Mise en œuvre délicate. Une jurisprudence bien établie rappelle ces principes en matière de marchés privés. L'entrepreneur doit garantir le paiement des sous-traitants par une caution remise lors de la signature du contrat ou une délégation. Le défaut est sanctionné par la nullité, facile à obtenir, d'un effet simple à énoncer, puisque tout l'édifice contractuel est remis en cause (offre, plannings, pénalités… ), mais ardue à mettre en œuvre. Une expertise est généralement ordonnée pour déterminer le coût des travaux effectués par le sous-traitant et les éventuelles restitutions réciproques. Une autre action au fond doit ensuite être engagée par le sous-traitant sur la base du rapport de l'expert, pour réclamer le paiement des sommes dues, ce qui peut être long et fastidieux, et s'éloigne de l'objectif de protection de la partie présumée la plus faible économiquement.
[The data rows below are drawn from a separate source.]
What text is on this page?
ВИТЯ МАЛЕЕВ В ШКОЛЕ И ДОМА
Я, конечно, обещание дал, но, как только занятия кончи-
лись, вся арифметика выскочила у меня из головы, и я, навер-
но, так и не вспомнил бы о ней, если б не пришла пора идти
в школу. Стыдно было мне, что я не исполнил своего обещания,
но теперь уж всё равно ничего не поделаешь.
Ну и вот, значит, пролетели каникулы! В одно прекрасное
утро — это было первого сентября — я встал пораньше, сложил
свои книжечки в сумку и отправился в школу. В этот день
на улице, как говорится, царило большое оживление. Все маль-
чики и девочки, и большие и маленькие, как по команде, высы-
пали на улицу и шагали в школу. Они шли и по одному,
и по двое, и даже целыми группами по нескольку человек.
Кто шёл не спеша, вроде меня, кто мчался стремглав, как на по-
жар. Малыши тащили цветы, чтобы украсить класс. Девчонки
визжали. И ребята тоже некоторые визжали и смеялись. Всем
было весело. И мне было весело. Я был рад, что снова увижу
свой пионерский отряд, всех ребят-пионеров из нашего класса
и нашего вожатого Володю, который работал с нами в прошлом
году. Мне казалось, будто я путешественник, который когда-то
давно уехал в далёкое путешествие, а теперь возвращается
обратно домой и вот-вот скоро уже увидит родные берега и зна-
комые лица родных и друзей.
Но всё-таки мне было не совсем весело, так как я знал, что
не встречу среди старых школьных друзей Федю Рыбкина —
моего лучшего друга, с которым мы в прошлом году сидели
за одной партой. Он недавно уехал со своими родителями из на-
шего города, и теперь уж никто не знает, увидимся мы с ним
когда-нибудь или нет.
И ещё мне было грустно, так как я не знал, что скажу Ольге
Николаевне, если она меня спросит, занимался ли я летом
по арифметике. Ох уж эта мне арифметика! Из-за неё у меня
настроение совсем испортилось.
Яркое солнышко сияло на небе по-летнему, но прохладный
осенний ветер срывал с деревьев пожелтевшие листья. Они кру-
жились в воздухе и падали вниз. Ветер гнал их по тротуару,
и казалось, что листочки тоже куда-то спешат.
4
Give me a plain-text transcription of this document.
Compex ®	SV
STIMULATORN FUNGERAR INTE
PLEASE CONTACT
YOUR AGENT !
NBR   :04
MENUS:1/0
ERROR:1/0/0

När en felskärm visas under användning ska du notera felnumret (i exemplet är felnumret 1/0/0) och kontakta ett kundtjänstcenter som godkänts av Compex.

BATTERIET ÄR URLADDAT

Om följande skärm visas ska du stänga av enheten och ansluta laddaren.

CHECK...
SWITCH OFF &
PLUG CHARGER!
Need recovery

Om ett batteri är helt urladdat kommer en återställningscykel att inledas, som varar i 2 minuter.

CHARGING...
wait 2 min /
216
La possibilité de renoncer en débat

Les difficultés de mise en œuvre de ces dispositions, et l'insécurité juridique qui en résulte pour les deux parties, ont amené à remettre en cause l'effet quasi automatique de cette nullité. Des entrepreneurs ont ainsi imaginé contourner la position de la troisième chambre civile de la Cour de cassation, qui rappelle régulièrement que « les dispositions d'ordre public de la loi [de] 1975 interdisent toute renonciation ou remise conventionnelle accordée par le sous-traitant à la caution » (, publié au Bulletin). Comment ? En invoquant la renonciation par le sous-traitant, informé de la situation et conscient de ses droits, et qui, par son comportement non équivoque tiré de l'exécution sans réserve de la commande, viendrait couvrir cette nullité d'ordre public édictée en sa faveur, ce qui lui permettrait, en fait, d'y renoncer et de l'indiquer ou de se le voir opposer.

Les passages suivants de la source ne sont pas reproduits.